En gros, Romuald Hicks était capable de modifier les pensées voire les souvenirs, pourvu qu’il s’approche suffisamment. Et il avait deux Aptitudes, ce qui était extrêmement rare.

Au petit matin, Elora attendait Dareios dans la cuisine, elle avait préparé le café et étudiait les cartes lorsqu’il entra dans la pièce.

— Bien dormi ?
— Oui oui, je suis prête pour la visite de la carrière.
— Ok. Merci pour le café.

Ce fut le seul échange entre Dareios et Elora pendant plusieurs heures. La tension était presque palpable, et ni l’un ni l’autre n’essayèrent de l’apaiser.

Dareios regarda à la dérobée Elora prendre ses mesures et faire ses prélèvements. Il avait ressenti la secousse pendant la nuit et avait bien vu Elora devant sa maison. C’était elle, elle avait été reconnue par la salamandre, il en était sûr ! Mais il s’était précipité la veille et lui avait fait peur en lui en disant trop. Il devait la convaincre. Il fallait qu’elle sache. Mais pas maintenant, c’était trop tôt. Et après le tremblement de terre d’hier, il était sûr que l’Agence Intègre avait des agents sur place. Il ne fallait pas qu’il leur laisse une chance d’en apprendre trop.

Il raccompagna Elora sur le tarmac juste après la visite de la carrière de marbre vert, elle n’avait pas ouvert la bouche.
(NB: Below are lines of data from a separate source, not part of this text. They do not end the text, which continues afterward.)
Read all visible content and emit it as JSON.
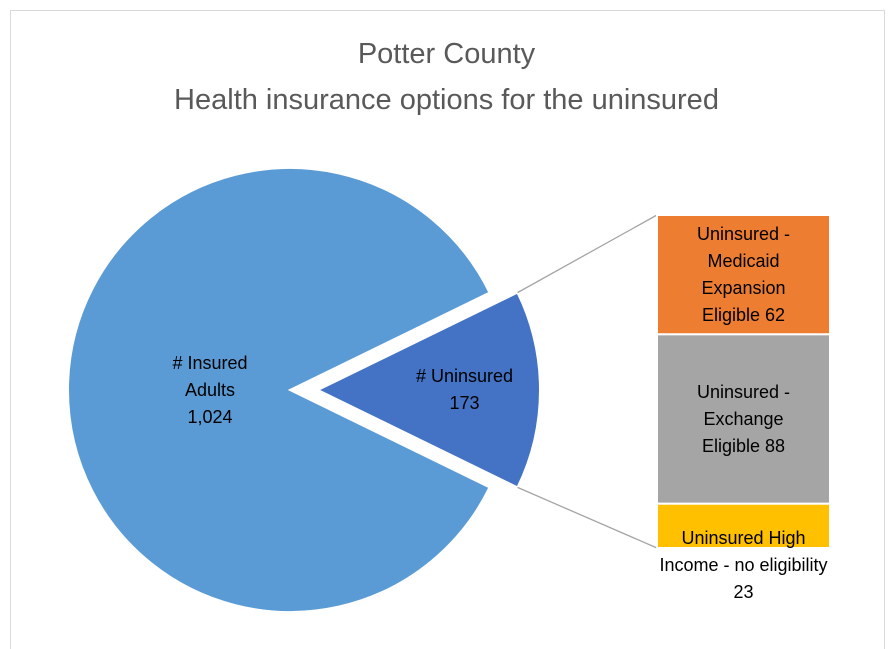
{
  "chart_data": {
    "type": "pie",
    "title": "Potter County",
    "subtitle": "Health insurance options for the uninsured",
    "categories": [
      "# Insured Adults",
      "# Uninsured"
    ],
    "values": [
      1024,
      173
    ],
    "value_labels": [
      "1,024",
      "173"
    ],
    "colors": [
      "#5b9bd5",
      "#4472c4"
    ],
    "breakdown": {
      "categories": [
        "Uninsured - Medicaid Expansion Eligible",
        "Uninsured - Exchange Eligible",
        "Uninsured High Income - no eligibility"
      ],
      "values": [
        62,
        88,
        23
      ],
      "colors": [
        "#ed7d31",
        "#a5a5a5",
        "#ffc000"
      ]
    }
  }
}
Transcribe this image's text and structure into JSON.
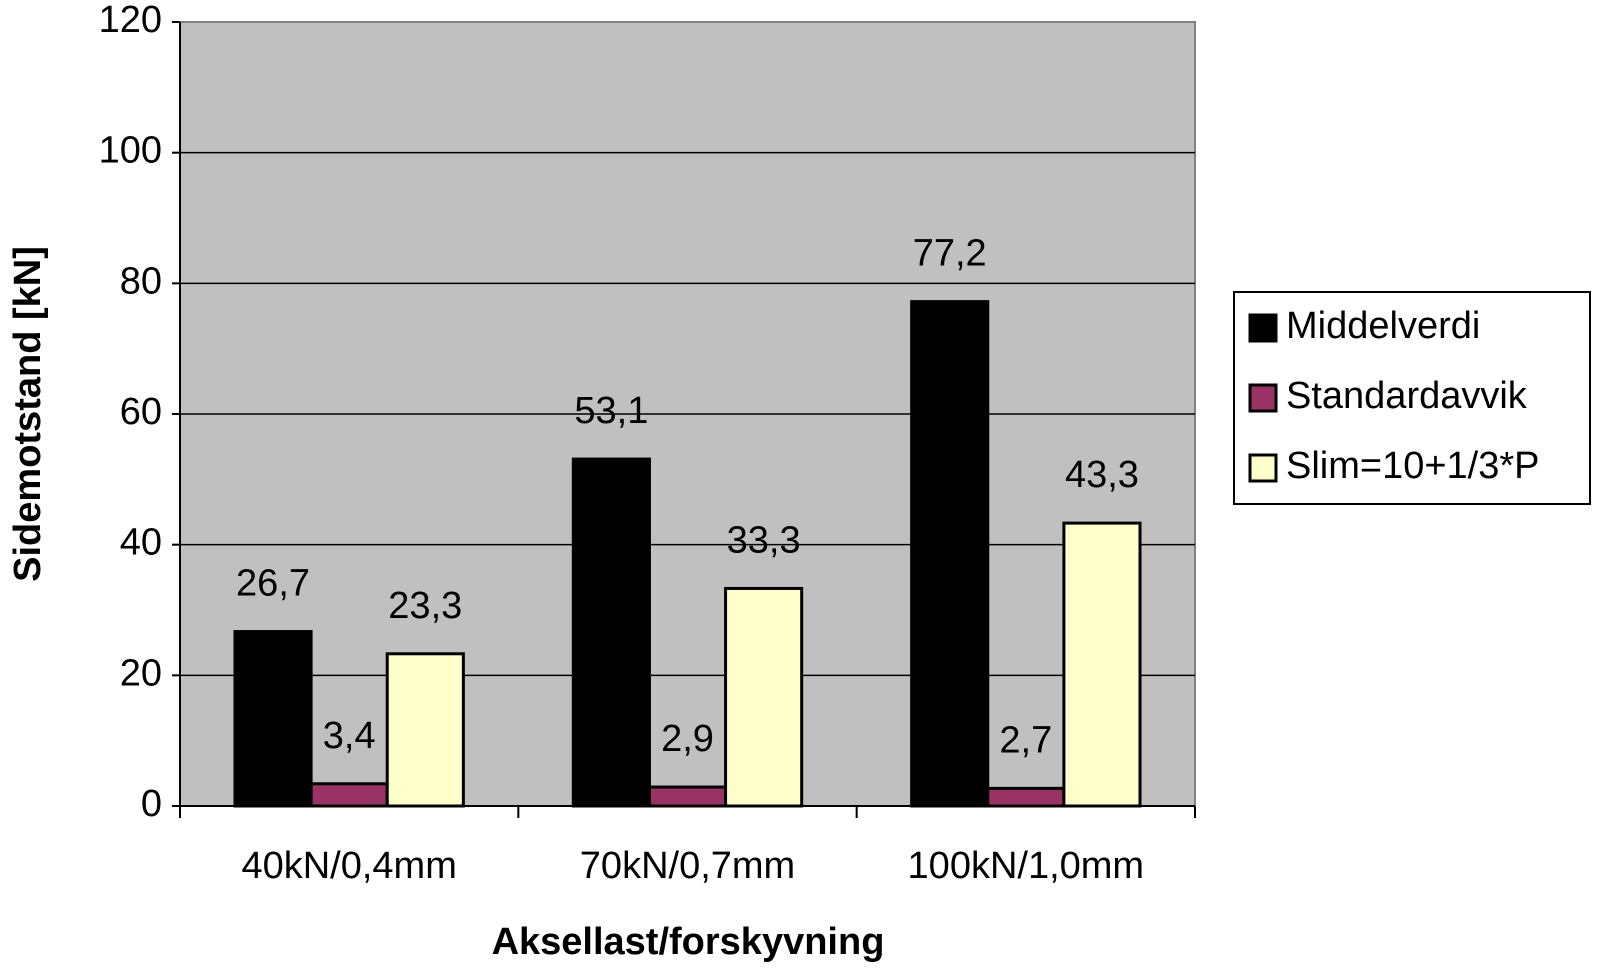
{
  "chart_data": {
    "type": "bar",
    "x_label": "Aksellast/forskyvning",
    "y_label": "Sidemotstand [kN]",
    "categories": [
      "40kN/0,4mm",
      "70kN/0,7mm",
      "100kN/1,0mm"
    ],
    "series": [
      {
        "name": "Middelverdi",
        "color": "#000000",
        "values": [
          26.7,
          53.1,
          77.2
        ],
        "value_labels": [
          "26,7",
          "53,1",
          "77,2"
        ]
      },
      {
        "name": "Standardavvik",
        "color": "#993366",
        "values": [
          3.4,
          2.9,
          2.7
        ],
        "value_labels": [
          "3,4",
          "2,9",
          "2,7"
        ]
      },
      {
        "name": "Slim=10+1/3*P",
        "color": "#ffffcc",
        "values": [
          23.3,
          33.3,
          43.3
        ],
        "value_labels": [
          "23,3",
          "33,3",
          "43,3"
        ]
      }
    ],
    "ylim": [
      0,
      120
    ],
    "yticks": [
      0,
      20,
      40,
      60,
      80,
      100,
      120
    ],
    "grid": true,
    "legend": "right"
  }
}
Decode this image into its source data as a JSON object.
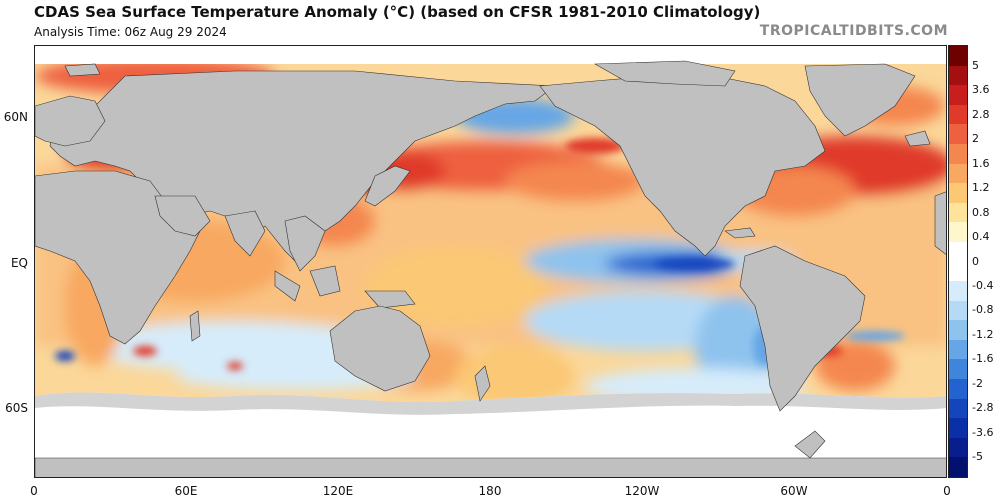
{
  "header": {
    "title": "CDAS Sea Surface Temperature Anomaly (°C) (based on CFSR 1981-2010 Climatology)",
    "subtitle": "Analysis Time: 06z Aug 29 2024",
    "brand": "TROPICALTIDBITS.COM"
  },
  "axes": {
    "lat_labels": [
      "60N",
      "EQ",
      "60S"
    ],
    "lon_labels": [
      "0",
      "60E",
      "120E",
      "180",
      "120W",
      "60W",
      "0"
    ]
  },
  "colorbar": {
    "labels": [
      "5",
      "3.6",
      "2.8",
      "2",
      "1.6",
      "1.2",
      "0.8",
      "0.4",
      "0",
      "-0.4",
      "-0.8",
      "-1.2",
      "-1.6",
      "-2",
      "-2.8",
      "-3.6",
      "-5"
    ],
    "colors": [
      "#6e0000",
      "#a50f0f",
      "#c81e1e",
      "#e03a2a",
      "#ee6140",
      "#f4874f",
      "#f8a861",
      "#fbc874",
      "#fde49a",
      "#fff7cc",
      "#ffffff",
      "#ffffff",
      "#d6ecfb",
      "#b5daf6",
      "#8ec3ee",
      "#66a6e6",
      "#3f85dc",
      "#2463cf",
      "#1545bd",
      "#0b2fa6",
      "#071e8c",
      "#03106e"
    ]
  },
  "colors": {
    "land": "#c0c0c0",
    "ice": "#ffffff",
    "warm_strong": "#e03a2a",
    "warm": "#f4874f",
    "warm_light": "#fbc874",
    "cool_light": "#b5daf6",
    "cool": "#3f85dc",
    "cool_strong": "#1545bd"
  }
}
Avec sa moue boudeuse, ses lunettes de soleil, elle ressemblait à une petite fille capricieuse à qui on avait dit non.

— Mademoiselle Trematerra, acceptez ce présent, pour me faire pardonner. Je m’emballe parfois et je suis manifestement terriblement têtu. J’aurais aimé revoir ce charmant sourire avant votre départ.
Elora pris le paquet, et se sentit idiote. Qu’il était touchant de maladresse !
— Merci Monsieur Potolikos.
Et elle se dirigea vers l’avion qui attendait son départ. Arrivée au pied de l’escalier roulant, elle se tourna, tout sourire et lui fit signe avant de monter rapidement pour prendre place dans l’appareil.

En tenue militaire, Romuald était en place au fond de l’avion. Elle ne l’avait jamais vraiment vu, il était là depuis son premier voyage, au pôle Nord, toujours grimé sous d’autres traits, en tant qu’agent lambda en charge de besogne administrative ou de surveillance, le genre de type dont on connaît l’existence mais que personne ne regarde tant il fait partie du décor.
Pourtant, lui ne l’avait jamais quittée des yeux. Et c’est lui qui avait signalé qu’elle avait découvert des statuettes dans l’ossuaire. Tout était parti de là.

En route pour les prochains jeux de camouflage ! se dit l’agent Hicks derrière ses lunettes de soleil.